Many of the area's waterways were deforested during the Civil War for the war effort, he said.
"With the lack of cavities and the wood duck numbers were just declining to almost nothing, a lot of the groups got together – the Izaak Walton League, the state has a program," Marsden said. Although Scout groups and other programs put out some duck boxes over the last 25 years, "we never had a concentrated effort."
Two years ago, Eden Mill decided to start inventorying the duck boxes and putting more energy into maintaining them. The organizers have 15 boxes up, spread out along the water, and are considering four more, Marsden said.
The boxes "have to be wood, have to be a certain size," he said. They sit on poles ranging from 10 to 75 feet in height. Wire is stapled to the doors, because a baby wood duck has a nail on its foot that it uses to climb into the house, Marsden said.
A cone-like enclosure near the bottom of the pole keeps predators like raccoons, minks or snakes away. That fencing also needs to be checked to make sure vines or bushes have not grown up around it, he said.

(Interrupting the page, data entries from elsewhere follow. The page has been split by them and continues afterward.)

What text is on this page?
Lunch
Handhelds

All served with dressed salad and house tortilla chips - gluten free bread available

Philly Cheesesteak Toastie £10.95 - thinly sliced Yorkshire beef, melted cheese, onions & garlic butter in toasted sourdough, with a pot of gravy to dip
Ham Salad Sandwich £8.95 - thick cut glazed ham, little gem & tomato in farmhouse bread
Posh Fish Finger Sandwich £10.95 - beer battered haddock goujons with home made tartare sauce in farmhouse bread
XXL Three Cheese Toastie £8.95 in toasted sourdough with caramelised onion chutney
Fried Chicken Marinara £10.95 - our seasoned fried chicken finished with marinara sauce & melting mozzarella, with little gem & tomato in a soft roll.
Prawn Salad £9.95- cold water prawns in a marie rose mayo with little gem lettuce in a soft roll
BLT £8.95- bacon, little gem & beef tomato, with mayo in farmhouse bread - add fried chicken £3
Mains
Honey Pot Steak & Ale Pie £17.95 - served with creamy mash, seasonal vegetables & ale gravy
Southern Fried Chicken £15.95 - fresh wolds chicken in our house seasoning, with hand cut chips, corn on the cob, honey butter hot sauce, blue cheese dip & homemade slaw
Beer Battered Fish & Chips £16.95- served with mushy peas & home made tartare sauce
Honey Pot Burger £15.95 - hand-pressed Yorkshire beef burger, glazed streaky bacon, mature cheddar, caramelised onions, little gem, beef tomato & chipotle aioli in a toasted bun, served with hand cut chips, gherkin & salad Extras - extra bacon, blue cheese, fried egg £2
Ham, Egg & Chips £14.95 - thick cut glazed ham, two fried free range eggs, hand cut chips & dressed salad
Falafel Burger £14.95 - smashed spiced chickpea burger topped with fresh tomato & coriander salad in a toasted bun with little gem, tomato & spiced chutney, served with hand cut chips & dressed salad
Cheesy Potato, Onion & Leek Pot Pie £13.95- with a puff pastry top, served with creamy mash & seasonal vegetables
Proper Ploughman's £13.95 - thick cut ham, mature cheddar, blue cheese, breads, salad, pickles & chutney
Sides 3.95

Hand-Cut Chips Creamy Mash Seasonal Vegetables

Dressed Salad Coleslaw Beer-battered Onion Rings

A box, which organizers try to make out of cedar, costs $30 to $40, plus the cost of replacing wood chips inside, he said.
Eden Mill had 22 people show up on a recent Saturday to help replace the boxes and build a few new ones. Because woodies "are very shy birds," the boxes "are going to be in areas of the park where we don't allow the public to go."
One man who has helped inspire efforts like Eden Mill's is Cliff Brown. The executive director of the Maryland Wood Duck Initiative, he started out as the new owner of a farm on the Eastern Shore 27 years ago.
Brown noticed plenty of dilapidated duck boxes throughout Kent County and asked if he could fix them up. The state's Department of Natural Resources eventually got interested in his efforts, and Brown began replicating his woody promotion methods statewide in 2004.
Before the initiative, wood ducks "were going to hell in a handbasket," Brown said. In 2014, his group counted about 8,000 statewide, including 800 to 1,000 annually in Harford County, he said.
Besides Eden Mill, projects to keep up the duck boxes have popped up in sites like Swan Harbor and along the Gunpowder River, he said, as well as at Harford Glen.
Brown believes the bird is "Maryland's last indigenous waterfowl," and although they were known to be around before, the state initiative has presented a good opportunity for environmental education in general.
Wood ducks "readily respond to nesting programs," Brown explained. Also, about 13 percent of the boxes' users are other birds, including Carolina wrens, bluebirds and a small duck called the hooded merganser.
'A fascinating bird'
At Eden Mill, the box-building and maintenance effort has paid off, with Marsden seeing evidence of wood ducks last year. Eden Mill saw three to four clutches, of about 15 to 20 ducks each. Marsden noted that only a third to half of the baby ducks will make it to adulthood, with the rest falling prey to snapping turtles, minks or foxes.
This year, the ducks are expected to make their appearance in April or May, but Marsden warned they move fast.
Babies leave the box within a day of hatching. Wood ducks also have an unusual habit resembling baby sitting, he said, in which one female will stay near the nest and have as many as three clutches of babies following her around while the other babies' parents are gone.
"Wood ducks represent animals whose habitat has been going," Marsden said, noting their numbers were rapidly declining. "They are a fascinating bird."
Besides just giving people more chances to enjoy a lesser-known waterfowl, the wood duck initiative is having a few side effects. A screech owl, for example, used one of the boxes for nesting last year, Marsden said.